Reduced Total Cost of Ownership
The Cisco Secure Services Client also helps to reduce operational costs. Stronger security means fewer network intrusions, and therefore fewer incidents from which to recover. And simplified management means greater efficiency for time-challenged administrators. A unified user experience also comes with cost benefits: reduced training for users and, perhaps more importantly, reduced training costs for and reliance on help desk and related support staff.
The issue with using free supplicant software is not always one of compatibility. Of greater concern are the costs associated with overcoming the complexity of managing a diverse arrangement of client software, when organizations are already suffering from agent overload.
Foundation for Intelligent Services
The Cisco Secure Services Client establishes a foundation for both current and future intelligent network services.
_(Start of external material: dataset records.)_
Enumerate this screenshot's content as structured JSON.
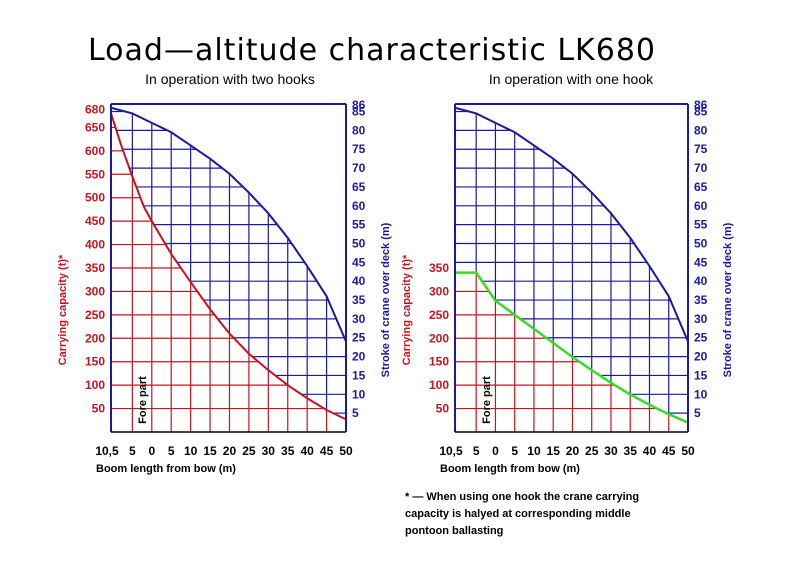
{
  "title": "Load—altitude characteristic LK680",
  "footnote": {
    "lines": [
      "* — When using one hook the crane carrying",
      "capacity is halyed at corresponding middle",
      "pontoon ballasting"
    ]
  },
  "colors": {
    "capacity": "#c8141e",
    "stroke": "#1a1aa0",
    "one_hook_curve": "#33dd22",
    "text": "#000000"
  },
  "chart_data": [
    {
      "type": "line",
      "subtitle": "In operation with two hooks",
      "xlabel": "Boom length from bow (m)",
      "ylabel_left": "Carrying capacity (t)*",
      "ylabel_right": "Stroke of crane over deck (m)",
      "x_tick_labels": [
        "10,5",
        "5",
        "0",
        "5",
        "10",
        "15",
        "20",
        "25",
        "30",
        "35",
        "40",
        "45",
        "50"
      ],
      "x_positions": [
        -10.5,
        -5,
        0,
        5,
        10,
        15,
        20,
        25,
        30,
        35,
        40,
        45,
        50
      ],
      "xlim": [
        -10.5,
        50
      ],
      "annotation": "Fore part",
      "left_ticks": [
        "50",
        "100",
        "150",
        "200",
        "250",
        "300",
        "350",
        "400",
        "450",
        "500",
        "550",
        "600",
        "650",
        "680"
      ],
      "right_ticks": [
        "5",
        "10",
        "15",
        "20",
        "25",
        "30",
        "35",
        "40",
        "45",
        "50",
        "55",
        "60",
        "65",
        "70",
        "75",
        "80",
        "85",
        "86"
      ],
      "ylim_capacity": [
        0,
        700
      ],
      "ylim_stroke": [
        0,
        87
      ],
      "series": [
        {
          "name": "Carrying capacity (t)",
          "axis": "left",
          "x": [
            -10.5,
            -8,
            -5,
            -2,
            0,
            5,
            10,
            15,
            20,
            25,
            30,
            35,
            40,
            45,
            50
          ],
          "y": [
            680,
            615,
            545,
            480,
            450,
            380,
            320,
            262,
            210,
            167,
            132,
            100,
            72,
            47,
            27
          ]
        },
        {
          "name": "Stroke of crane over deck (m)",
          "axis": "right",
          "x": [
            -10.5,
            -5,
            0,
            5,
            10,
            15,
            20,
            25,
            30,
            35,
            40,
            45,
            50
          ],
          "y": [
            86,
            84.5,
            82,
            79.5,
            76,
            72.5,
            68.5,
            63.5,
            58,
            51.5,
            44,
            36,
            24
          ]
        }
      ]
    },
    {
      "type": "line",
      "subtitle": "In operation with one hook",
      "xlabel": "Boom length from bow (m)",
      "ylabel_left": "Carrying capacity (t)*",
      "ylabel_right": "Stroke of crane over deck (m)",
      "x_tick_labels": [
        "10,5",
        "5",
        "0",
        "5",
        "10",
        "15",
        "20",
        "25",
        "30",
        "35",
        "40",
        "45",
        "50"
      ],
      "x_positions": [
        -10.5,
        -5,
        0,
        5,
        10,
        15,
        20,
        25,
        30,
        35,
        40,
        45,
        50
      ],
      "xlim": [
        -10.5,
        50
      ],
      "annotation": "Fore part",
      "left_ticks": [
        "50",
        "100",
        "150",
        "200",
        "250",
        "300",
        "350"
      ],
      "right_ticks": [
        "5",
        "10",
        "15",
        "20",
        "25",
        "30",
        "35",
        "40",
        "45",
        "50",
        "55",
        "60",
        "65",
        "70",
        "75",
        "80",
        "85",
        "86"
      ],
      "ylim_capacity": [
        0,
        700
      ],
      "ylim_stroke": [
        0,
        87
      ],
      "series": [
        {
          "name": "Carrying capacity (t)",
          "axis": "left",
          "x": [
            -10.5,
            -5,
            0,
            5,
            10,
            15,
            20,
            25,
            30,
            35,
            40,
            45,
            50
          ],
          "y": [
            340,
            340,
            280,
            250,
            220,
            190,
            160,
            132,
            105,
            80,
            58,
            38,
            20
          ]
        },
        {
          "name": "Stroke of crane over deck (m)",
          "axis": "right",
          "x": [
            -10.5,
            -5,
            0,
            5,
            10,
            15,
            20,
            25,
            30,
            35,
            40,
            45,
            50
          ],
          "y": [
            86,
            84.5,
            82,
            79.5,
            76,
            72.5,
            68.5,
            63.5,
            58,
            51.5,
            44,
            36,
            24
          ]
        }
      ]
    }
  ]
}
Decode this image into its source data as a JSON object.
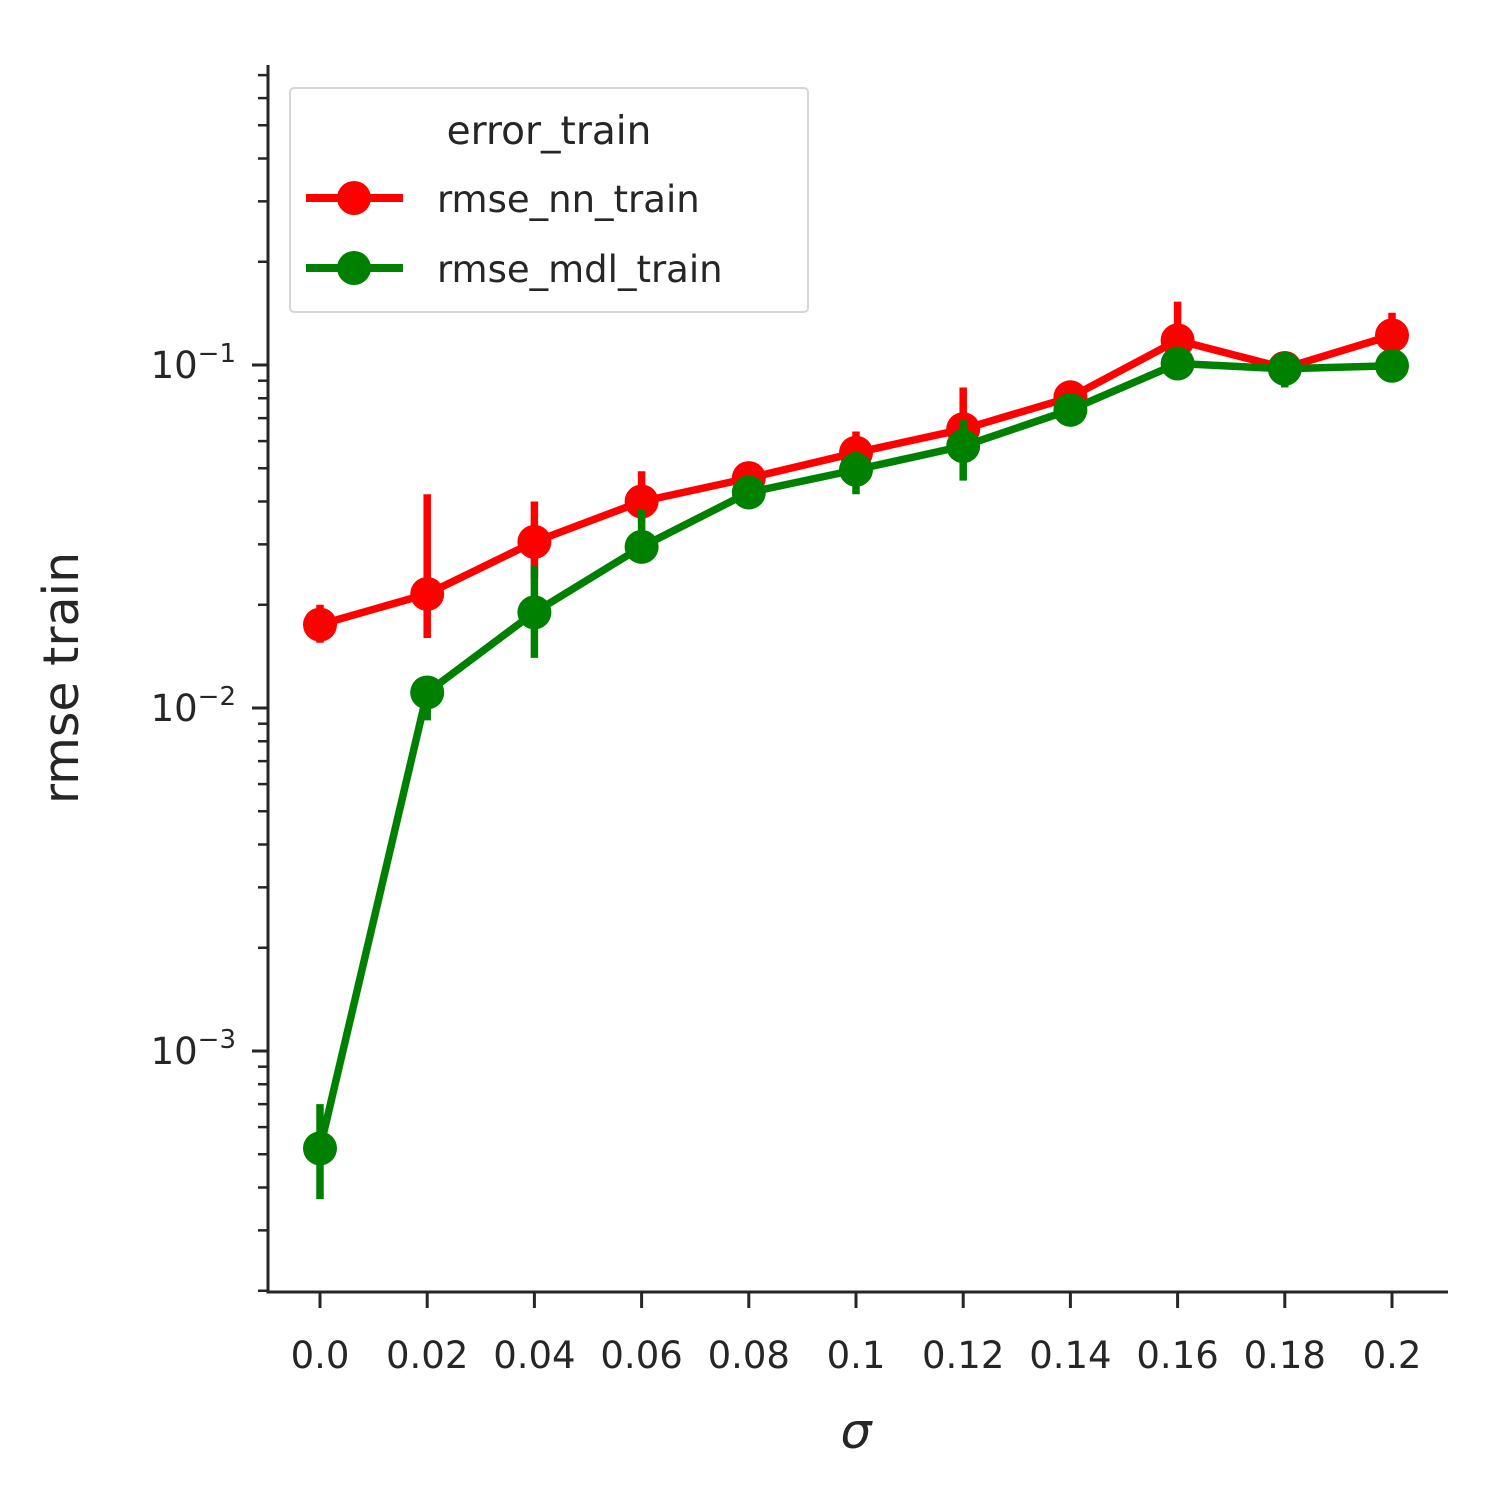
{
  "chart_data": {
    "type": "line",
    "xlabel": "σ",
    "ylabel": "rmse train",
    "yscale": "log",
    "ylim": [
      0.0002,
      0.7
    ],
    "categories": [
      "0.0",
      "0.02",
      "0.04",
      "0.06",
      "0.08",
      "0.1",
      "0.12",
      "0.14",
      "0.16",
      "0.18",
      "0.2"
    ],
    "y_ticks": [
      {
        "value": 0.1,
        "base": "10",
        "exp": "−1"
      },
      {
        "value": 0.01,
        "base": "10",
        "exp": "−2"
      },
      {
        "value": 0.001,
        "base": "10",
        "exp": "−3"
      }
    ],
    "grid": false,
    "legend": {
      "title": "error_train",
      "placement": "top-left"
    },
    "series": [
      {
        "name": "rmse_nn_train",
        "color": "#ff0000",
        "values": [
          0.0175,
          0.0215,
          0.0305,
          0.04,
          0.0468,
          0.0555,
          0.065,
          0.0805,
          0.118,
          0.098,
          0.122
        ],
        "error_low": [
          0.0155,
          0.016,
          0.024,
          0.035,
          0.0445,
          0.048,
          0.058,
          0.074,
          0.1,
          0.088,
          0.108
        ],
        "error_high": [
          0.02,
          0.042,
          0.04,
          0.049,
          0.049,
          0.064,
          0.086,
          0.087,
          0.153,
          0.104,
          0.142
        ]
      },
      {
        "name": "rmse_mdl_train",
        "color": "#008000",
        "values": [
          0.00052,
          0.0111,
          0.019,
          0.0295,
          0.0425,
          0.0495,
          0.058,
          0.074,
          0.101,
          0.0975,
          0.0995
        ],
        "error_low": [
          0.00037,
          0.0092,
          0.014,
          0.027,
          0.0395,
          0.042,
          0.046,
          0.068,
          0.096,
          0.086,
          0.096
        ],
        "error_high": [
          0.0007,
          0.0122,
          0.026,
          0.038,
          0.046,
          0.056,
          0.069,
          0.08,
          0.106,
          0.101,
          0.104
        ]
      }
    ]
  }
}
In addition to providing a uniform framework for obtaining and taking advantage of user and identity information-which itself has additional capacity for development-this flexible software client has the potential to support a wide variety of valuable capabilities, including:
• Secure and seamless wireless roaming
• Enhanced client protection
• Voice over WLAN
• User-centric performance management
Enterprises must continue to secure access to their networks. 802.1X technology holds promise for helping enterprises manage their security issues, but only a solution such as the Cisco Secure Services Client can fully address enterprise security needs. This flexible software supplicant enables an end-to-end Cisco security solution that is part of the Cisco Unified Wireless Network, Cisco Identity-Based Networking Services, and the Cisco Network Admission Control solution. By supporting multiple device types and access across both wired and wireless networks, the Cisco Security Services Client delivers stronger security, improved client management, and reduced cost of ownership.